A visão sobre a vida reprodutiva das lulas também ajudou Hoving e sua equipe a refinar suas estimativas sobre quanto tempo os indivíduos podem viver. A maioria das fêmeas no acervo do museu ovularam cerca de 38 vezes e continham células reprodutivas suficientes para mais 65 ovulações. “Se assumirmos de 38 à 100 eventos desova durante a vida, a duração do estágio adulto é de pelo menos de 3 à 8 anos nestes espécimes, com o tempo de vida total superior a estes números,” escreveram os autores. Bolstad afirma que o estudo “nos deu o primeiro insight sobre a possível extensão de vida que deste animal pode ter.”
Há, no entanto, um monte de fatos desconhecidos que precisam ser respondidos antes de o tempo de vida poder ser confirmado com mais certeza. Os pesquisadores ainda não sabem quanto tempo leva um folículo para ser reabsorvido completamente. Eles também não sabem qual o tempo da fase de repouso gonadal, o tempo entre eventos de desova, ou quanto tempo leva um ovo para atingir a maturidade. “Seria bom manter os animais em laboratório vivos por tanto tempo quanto possível para tentar descobrir o quão rápido eles crescem”, diz Hoving.

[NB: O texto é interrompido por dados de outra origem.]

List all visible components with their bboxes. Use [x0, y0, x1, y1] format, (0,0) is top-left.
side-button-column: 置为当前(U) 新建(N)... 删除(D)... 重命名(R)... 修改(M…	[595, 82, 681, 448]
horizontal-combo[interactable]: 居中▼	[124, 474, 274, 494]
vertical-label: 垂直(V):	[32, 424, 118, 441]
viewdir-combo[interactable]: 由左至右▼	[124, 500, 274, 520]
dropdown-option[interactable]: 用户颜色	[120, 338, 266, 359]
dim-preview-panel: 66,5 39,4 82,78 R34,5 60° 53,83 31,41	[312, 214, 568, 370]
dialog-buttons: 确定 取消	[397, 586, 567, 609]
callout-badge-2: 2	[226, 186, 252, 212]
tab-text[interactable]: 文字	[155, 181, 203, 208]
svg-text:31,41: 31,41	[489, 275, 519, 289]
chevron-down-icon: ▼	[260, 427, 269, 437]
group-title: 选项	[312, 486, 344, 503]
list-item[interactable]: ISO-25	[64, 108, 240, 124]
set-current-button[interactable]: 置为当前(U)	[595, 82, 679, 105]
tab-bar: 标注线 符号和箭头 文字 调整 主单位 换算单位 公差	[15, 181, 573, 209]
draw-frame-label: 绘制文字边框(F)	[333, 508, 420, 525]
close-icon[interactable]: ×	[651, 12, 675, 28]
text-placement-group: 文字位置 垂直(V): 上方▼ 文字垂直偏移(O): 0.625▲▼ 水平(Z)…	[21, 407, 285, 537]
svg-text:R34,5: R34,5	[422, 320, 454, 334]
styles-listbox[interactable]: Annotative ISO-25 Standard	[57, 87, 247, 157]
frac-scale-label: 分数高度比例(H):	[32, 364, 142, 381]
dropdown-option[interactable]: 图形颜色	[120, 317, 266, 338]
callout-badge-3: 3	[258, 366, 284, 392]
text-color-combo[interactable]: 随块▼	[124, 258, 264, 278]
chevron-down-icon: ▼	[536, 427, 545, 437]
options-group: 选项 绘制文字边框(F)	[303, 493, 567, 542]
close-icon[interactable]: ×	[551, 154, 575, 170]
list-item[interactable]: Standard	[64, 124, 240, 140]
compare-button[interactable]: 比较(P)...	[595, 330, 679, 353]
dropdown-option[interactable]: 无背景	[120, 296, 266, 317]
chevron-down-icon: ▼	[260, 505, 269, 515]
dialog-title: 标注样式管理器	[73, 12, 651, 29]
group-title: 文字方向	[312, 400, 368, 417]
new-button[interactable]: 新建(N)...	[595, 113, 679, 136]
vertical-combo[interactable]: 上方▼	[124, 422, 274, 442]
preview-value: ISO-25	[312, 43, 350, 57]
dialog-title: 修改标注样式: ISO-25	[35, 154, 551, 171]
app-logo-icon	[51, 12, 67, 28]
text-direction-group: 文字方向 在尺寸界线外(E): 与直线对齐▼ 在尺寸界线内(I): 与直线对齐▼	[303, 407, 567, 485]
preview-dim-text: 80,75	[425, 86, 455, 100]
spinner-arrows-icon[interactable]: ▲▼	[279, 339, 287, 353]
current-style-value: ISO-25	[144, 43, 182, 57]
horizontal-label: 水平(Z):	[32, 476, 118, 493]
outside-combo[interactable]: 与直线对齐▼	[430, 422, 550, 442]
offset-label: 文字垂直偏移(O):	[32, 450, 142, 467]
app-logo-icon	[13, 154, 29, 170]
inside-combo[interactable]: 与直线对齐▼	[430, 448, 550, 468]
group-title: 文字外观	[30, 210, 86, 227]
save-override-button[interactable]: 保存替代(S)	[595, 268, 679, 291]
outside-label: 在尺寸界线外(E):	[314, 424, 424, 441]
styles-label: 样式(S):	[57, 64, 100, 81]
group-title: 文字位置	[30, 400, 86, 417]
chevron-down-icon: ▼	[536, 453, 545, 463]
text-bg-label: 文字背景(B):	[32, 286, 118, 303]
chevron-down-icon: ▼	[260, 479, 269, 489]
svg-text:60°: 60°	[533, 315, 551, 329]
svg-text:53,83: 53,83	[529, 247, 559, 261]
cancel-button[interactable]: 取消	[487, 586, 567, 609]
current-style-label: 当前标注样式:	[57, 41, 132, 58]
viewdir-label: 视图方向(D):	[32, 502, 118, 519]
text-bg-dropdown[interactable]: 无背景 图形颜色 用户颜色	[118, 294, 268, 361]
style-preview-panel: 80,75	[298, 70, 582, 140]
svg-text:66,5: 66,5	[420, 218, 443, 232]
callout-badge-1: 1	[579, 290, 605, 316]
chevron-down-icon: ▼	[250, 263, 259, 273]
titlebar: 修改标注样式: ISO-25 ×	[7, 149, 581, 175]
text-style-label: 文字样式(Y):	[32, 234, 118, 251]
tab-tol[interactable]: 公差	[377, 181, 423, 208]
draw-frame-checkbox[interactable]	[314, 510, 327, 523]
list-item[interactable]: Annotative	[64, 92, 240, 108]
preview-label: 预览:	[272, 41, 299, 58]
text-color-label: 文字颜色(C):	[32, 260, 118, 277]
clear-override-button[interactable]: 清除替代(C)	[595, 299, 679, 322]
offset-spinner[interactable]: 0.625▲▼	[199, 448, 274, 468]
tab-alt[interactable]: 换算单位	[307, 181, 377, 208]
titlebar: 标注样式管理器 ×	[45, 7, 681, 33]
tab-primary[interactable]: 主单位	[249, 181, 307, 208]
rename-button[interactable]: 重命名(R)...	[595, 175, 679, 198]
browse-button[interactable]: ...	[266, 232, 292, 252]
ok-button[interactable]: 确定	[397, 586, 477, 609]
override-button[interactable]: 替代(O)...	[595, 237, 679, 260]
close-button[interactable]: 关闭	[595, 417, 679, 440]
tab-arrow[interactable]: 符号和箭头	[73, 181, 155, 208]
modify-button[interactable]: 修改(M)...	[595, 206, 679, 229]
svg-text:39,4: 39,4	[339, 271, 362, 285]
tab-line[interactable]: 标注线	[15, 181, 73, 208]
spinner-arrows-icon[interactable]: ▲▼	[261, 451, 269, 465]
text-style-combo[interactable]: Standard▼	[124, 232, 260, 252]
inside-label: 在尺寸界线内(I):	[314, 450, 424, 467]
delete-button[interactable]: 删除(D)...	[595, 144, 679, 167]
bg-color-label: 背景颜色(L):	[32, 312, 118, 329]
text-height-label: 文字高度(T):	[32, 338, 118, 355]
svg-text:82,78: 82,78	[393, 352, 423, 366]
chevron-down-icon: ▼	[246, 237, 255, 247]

Infelizmente, o estudo não foi capaz de identificar quaisquer tendências em quando ou onde a desova ocorre. Mesmo sendo muito tentador entender como a lula-vampiro se reproduz em locais específicos na escuridão total, tal descoberta vai ter que esperar, mas a espera é provavelmente o que a lula vampiro faz de melhor.